Probably she regretted her cousin by that time, as he was rich again, and likely to be richer, as well as very distinguished. And when a few years later (while our Ellaline was a baby) Frederic Lethbridge forged a millionaire uncle's name, and had to go to prison, she must have regretted Sir Lionel still more, for she was a little creature who loved pleasure, and hardly knew how to bear trouble.
Mrs. Senter said that Mr. Lethbridge had been sure the uncle would shield him rather than have a scandal in the family, and so it was a great surprise to him to be treated like an ordinary criminal. When he was sentenced to several years in prison, after a sensational trial, he contrived to hang himself, and was found stone-dead in his cell. His widow had to go and live with some dull, disagreeable relations in the country, who thought it their duty to take her and the baby for a consideration, and there she died of disappointment and galloping consumption, leaving a letter for her jilted cousin Lionel, in Bengal, which begged him to act as guardian for her child. All the money she had at her death was a few thousand pounds, of which she had never been able to touch anything but the income, about two hundred pounds a year; and that sum, Mrs.

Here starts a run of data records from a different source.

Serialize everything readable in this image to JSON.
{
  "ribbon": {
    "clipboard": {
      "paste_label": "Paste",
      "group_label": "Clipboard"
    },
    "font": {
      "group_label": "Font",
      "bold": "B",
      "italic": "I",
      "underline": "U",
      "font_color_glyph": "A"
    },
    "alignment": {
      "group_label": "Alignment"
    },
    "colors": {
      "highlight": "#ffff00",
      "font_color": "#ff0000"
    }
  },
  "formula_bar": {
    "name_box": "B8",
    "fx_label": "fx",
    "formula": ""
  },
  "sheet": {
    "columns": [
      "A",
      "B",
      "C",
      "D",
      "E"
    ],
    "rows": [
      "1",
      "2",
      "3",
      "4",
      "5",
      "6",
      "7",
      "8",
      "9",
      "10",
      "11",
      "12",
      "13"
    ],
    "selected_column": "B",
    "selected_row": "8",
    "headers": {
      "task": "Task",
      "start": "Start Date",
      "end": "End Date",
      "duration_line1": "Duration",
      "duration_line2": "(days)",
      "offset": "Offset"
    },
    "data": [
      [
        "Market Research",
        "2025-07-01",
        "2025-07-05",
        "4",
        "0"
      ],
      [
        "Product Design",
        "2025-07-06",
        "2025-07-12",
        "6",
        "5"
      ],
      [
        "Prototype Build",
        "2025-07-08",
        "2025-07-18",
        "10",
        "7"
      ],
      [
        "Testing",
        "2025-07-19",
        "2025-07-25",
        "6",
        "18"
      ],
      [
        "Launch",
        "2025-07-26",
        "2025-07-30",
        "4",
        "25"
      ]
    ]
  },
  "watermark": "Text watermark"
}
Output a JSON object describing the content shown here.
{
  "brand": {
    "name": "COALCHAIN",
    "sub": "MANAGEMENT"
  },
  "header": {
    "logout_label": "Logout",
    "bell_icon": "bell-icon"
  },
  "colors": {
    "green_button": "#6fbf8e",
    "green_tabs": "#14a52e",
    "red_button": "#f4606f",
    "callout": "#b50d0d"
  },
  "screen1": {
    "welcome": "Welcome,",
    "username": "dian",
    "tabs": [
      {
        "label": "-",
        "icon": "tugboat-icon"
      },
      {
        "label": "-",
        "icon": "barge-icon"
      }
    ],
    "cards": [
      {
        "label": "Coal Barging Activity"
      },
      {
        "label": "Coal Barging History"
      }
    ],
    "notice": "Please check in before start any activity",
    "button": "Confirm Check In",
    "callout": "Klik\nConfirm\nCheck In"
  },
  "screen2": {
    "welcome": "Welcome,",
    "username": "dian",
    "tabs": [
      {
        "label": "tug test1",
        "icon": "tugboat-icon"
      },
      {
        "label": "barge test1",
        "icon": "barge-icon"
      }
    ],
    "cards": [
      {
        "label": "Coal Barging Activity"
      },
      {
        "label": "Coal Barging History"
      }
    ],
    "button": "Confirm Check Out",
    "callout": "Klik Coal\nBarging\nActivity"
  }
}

Senter gave me to understand, const.i.tuted my sole right to consider myself an heiress.
Despite the shameful way in which she had behaved to him, Sir Lionel accepted the charge, eventually took his cousin's little girl away from the disagreeable relatives, and put her at Madame de Maluet's, where Mother Ellaline was educated and particularly desired her daughter to be educated. Not only did he pay for her keep at one of the most expensive schools in France (Madame's is that, and she prides herself on the fact), but gave her an allowance "far too large for a schoolgirl" in the opinion of Mrs. Senter's unknown (to me) informant.